Student Maps Cyclist Routes, Impacts City Planning

A close-up photo shows a cyclist commuting in an urban environment

A study co-authored by UBC Okanagan Associate Professor Dr. Mahmudur Fatmi and doctoral student Bijoy Saha uses Okanagan travel-diary data to model destination choices across full bike "tours."

Cyclists often stay close to home, take shorter routes when making multiple stops and favour areas with connected bike lanes and nearby amenities, according to new research from UBC Okanagan's School of Engineering.

The study, co-authored by Dr. Mahmudur Fatmi , Associate Professor of Civil Engineering, and doctoral student Bijoy Saha, appears in the Journal of Transport Geography and uses Okanagan travel-diary data to model destination choices across full bike "tours"-or chained trips that start and end at home.

"Planners often know popular routes. We're showing where people stop and how that changes as a day gets more complex," says Saha. "If you want people to link a café, park and store by bike, connect those areas with safe infrastructure and more destinations within reach."

Much of the existing research focuses on single trips. Saha's model accounts for how cyclists plan their days, which can include things like a coffee on the way to work, groceries on the way back, and limits like time, terrain and stamina.

First, the model filters destinations that are too far or demanding for a cyclist to reach. Then it uses a statistical approach to understand why riders choose different places and what attracts them to certain destinations.

The study found that cyclists usually choose nearby destinations, travel farther on simple one-stop tours, and take shorter routes when they have more stops.

"Cyclists often make multiple stops before reaching their destinations, such as picking up coffee or stopping for groceries," Saha says. "This makes it necessary to recognize this 'spatio-temporal' dependency of travel and plan routes that connect them. Our model captures that reality."

Built-environment factors such as the number of nearby activities and the ratio of bike lanes to road length increase the odds a rider will choose an area.

The model was trained on data from the 2018 Okanagan Travel Survey , a region-wide 24-hour diary of trips across Kelowna, West Kelowna, Vernon, Peachland and Lake Country.

Saha, who conducts his research in UBCO's integrated Transportation Research lab, says the goal is practical: help cities place bike lanes, end-of-trip parking and services where cyclists are likely to go.

The work comes as BC continues to support active transportation networks with provincial grants and new funding adding up to roughly $135 million in capital support since 2023.

Some policy takeaways from the study include:

  • Add destinations near homes and employment areas; density draws riders.
  • Connect clusters with continuous bike lanes; a higher bike-lane-to-road ratio boosts attractiveness.
  • Expect telecommuters to bike farther for recreation and errands; plan secure parking at parks, cafés and community hubs.
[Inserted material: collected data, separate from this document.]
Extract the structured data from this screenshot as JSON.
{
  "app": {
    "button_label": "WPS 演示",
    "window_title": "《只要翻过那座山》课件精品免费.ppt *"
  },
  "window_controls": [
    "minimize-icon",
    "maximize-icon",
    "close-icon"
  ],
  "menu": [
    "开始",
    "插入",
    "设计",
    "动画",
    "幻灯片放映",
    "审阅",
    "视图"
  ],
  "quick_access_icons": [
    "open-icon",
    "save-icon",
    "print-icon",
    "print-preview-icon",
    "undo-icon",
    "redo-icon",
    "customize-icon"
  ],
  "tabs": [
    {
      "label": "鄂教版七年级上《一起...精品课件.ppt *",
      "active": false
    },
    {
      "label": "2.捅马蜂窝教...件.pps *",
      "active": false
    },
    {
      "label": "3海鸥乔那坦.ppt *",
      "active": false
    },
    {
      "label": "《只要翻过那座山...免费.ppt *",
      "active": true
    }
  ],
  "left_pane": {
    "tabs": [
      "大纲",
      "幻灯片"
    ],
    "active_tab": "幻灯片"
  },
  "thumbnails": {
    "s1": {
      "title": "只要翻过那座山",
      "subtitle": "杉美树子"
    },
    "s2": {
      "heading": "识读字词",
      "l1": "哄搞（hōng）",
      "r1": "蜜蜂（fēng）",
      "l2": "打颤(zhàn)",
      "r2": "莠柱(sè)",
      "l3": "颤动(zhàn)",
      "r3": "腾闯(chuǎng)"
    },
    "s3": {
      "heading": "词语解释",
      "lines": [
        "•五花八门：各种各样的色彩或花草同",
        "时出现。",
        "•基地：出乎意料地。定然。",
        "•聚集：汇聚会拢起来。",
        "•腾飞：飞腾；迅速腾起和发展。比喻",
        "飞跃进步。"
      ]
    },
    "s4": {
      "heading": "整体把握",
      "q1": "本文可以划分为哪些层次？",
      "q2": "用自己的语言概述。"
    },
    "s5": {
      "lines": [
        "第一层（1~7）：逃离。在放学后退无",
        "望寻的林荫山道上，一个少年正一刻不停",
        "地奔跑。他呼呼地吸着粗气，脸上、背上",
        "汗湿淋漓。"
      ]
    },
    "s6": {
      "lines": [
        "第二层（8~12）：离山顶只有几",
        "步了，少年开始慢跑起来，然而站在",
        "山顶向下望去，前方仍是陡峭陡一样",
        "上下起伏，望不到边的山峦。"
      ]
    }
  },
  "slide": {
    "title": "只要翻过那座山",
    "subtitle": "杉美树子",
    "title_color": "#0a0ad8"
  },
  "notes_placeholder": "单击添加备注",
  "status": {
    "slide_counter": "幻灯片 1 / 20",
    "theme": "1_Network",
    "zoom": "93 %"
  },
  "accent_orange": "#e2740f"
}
Dr. Fatmi says the study strengthens a part of transportation planning that has often been overlooked.

"Most demand models are still centred on vehicles, which means they don't always reflect how cyclists make decisions," he says. "By improving how we model cyclists' destination choices, planners get more realistic and accurate inputs. That allows cities to target the right connections, invest more equitably across neighbourhoods and support genuine shifts toward active travel.

"This work is also feeding into our larger effort to build a full model that evaluates both vehicle and non-vehicle travel, and how each affects traffic and the environment."